18. November 2017

Gut aufgelegte Sandwiches

Sommergenuss mit Avocado, Limette und Paprika

Sommergenuss mit Avocado, Limette und Paprika

Bei einem Ausflug ins Freie darf ein köstlicher Snack für Zwischendurch natürlich nicht fehlen. Ein klarer Fall für den Klassiker – das Sandwich!

Erfunden wurde der leckere und praktische Snack vom Earl of Sandwich, der zwar Hunger hatte, aber eben nicht genug um zum Essen sein Kartenspiel zu beenden. Deswegen ließ er sein Abendessen einfach zwischen zwei Brotscheiben packen und spielte weiter.

Bei sommerlichen Temperaturen ist ein frischer Belag aus saisonalen Gemüsesorten, Salat und Kräutern besonders beliebt.

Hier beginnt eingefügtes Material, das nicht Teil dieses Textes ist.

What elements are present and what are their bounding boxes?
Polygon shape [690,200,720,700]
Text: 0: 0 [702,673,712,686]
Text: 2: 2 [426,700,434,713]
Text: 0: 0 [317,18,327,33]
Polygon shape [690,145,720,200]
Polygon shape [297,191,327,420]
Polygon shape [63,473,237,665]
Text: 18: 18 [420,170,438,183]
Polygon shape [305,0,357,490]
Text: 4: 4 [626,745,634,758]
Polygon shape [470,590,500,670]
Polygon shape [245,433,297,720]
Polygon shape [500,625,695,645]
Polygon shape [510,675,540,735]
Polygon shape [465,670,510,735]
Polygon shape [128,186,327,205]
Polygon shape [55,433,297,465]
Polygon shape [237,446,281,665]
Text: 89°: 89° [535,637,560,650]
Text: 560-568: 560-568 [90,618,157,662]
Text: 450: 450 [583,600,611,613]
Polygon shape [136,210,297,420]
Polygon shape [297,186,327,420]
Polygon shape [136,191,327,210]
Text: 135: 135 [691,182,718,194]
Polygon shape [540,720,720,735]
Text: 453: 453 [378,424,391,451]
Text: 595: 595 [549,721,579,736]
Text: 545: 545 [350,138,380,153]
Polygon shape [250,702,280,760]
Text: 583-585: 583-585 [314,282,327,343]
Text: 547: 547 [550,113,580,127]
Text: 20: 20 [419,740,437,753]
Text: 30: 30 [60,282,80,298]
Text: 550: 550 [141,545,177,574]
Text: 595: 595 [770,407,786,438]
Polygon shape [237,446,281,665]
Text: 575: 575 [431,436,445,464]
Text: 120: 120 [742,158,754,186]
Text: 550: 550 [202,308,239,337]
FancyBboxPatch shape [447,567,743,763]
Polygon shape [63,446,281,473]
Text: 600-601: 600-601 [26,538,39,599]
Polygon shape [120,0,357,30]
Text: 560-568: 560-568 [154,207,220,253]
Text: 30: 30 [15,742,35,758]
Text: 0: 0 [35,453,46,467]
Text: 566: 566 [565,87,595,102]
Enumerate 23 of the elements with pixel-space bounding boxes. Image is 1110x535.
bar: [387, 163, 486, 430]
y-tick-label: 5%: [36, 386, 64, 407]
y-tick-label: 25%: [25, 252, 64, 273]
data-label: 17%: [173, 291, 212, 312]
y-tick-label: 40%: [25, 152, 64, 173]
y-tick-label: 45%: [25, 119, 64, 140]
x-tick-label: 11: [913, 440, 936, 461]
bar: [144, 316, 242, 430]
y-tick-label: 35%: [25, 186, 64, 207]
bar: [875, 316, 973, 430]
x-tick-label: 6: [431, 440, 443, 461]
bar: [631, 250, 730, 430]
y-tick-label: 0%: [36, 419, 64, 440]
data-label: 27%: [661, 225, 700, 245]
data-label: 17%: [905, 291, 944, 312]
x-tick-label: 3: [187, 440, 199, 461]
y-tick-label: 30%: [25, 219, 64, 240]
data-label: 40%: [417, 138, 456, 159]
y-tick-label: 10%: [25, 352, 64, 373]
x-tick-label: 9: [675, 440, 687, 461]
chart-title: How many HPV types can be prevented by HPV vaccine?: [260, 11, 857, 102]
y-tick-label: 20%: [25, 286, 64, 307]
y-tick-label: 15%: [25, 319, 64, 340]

Wie wäre es zum Beispiel mit einem knusprigen Ciabatta, belegt mit Tomaten, Zucchini, Rucola und Mozzarella.

Sommerlich ist auch die Kombination Avocado und Limette. Mit Karottenraspeln, Sprossen und frischen Paprikastreifen belegt, entsteht ein sommerliches Sandwich, das ganz ohne tierische Zutaten auskommt. Auch das orientalische Kichererbsenpüree Hummus ist ein toller Belag für ausgefallene und vegane Sandwichideen.  Mit frischen Pfirsichen belegt, bekommt das Sandwich eine fruchtig-frische Komponente.

Fisch-Sandwich

Für Fischliebhaber!

Für alle, die gerne Fisch essen bietet sich die Kombination mit frischer Gurke, Zwiebeln oder Meerrettich an. Das ganze wird ansprechend in einem Muschelbrötchen serviert, und bietet so auch optisch einen echten Leckerbissen.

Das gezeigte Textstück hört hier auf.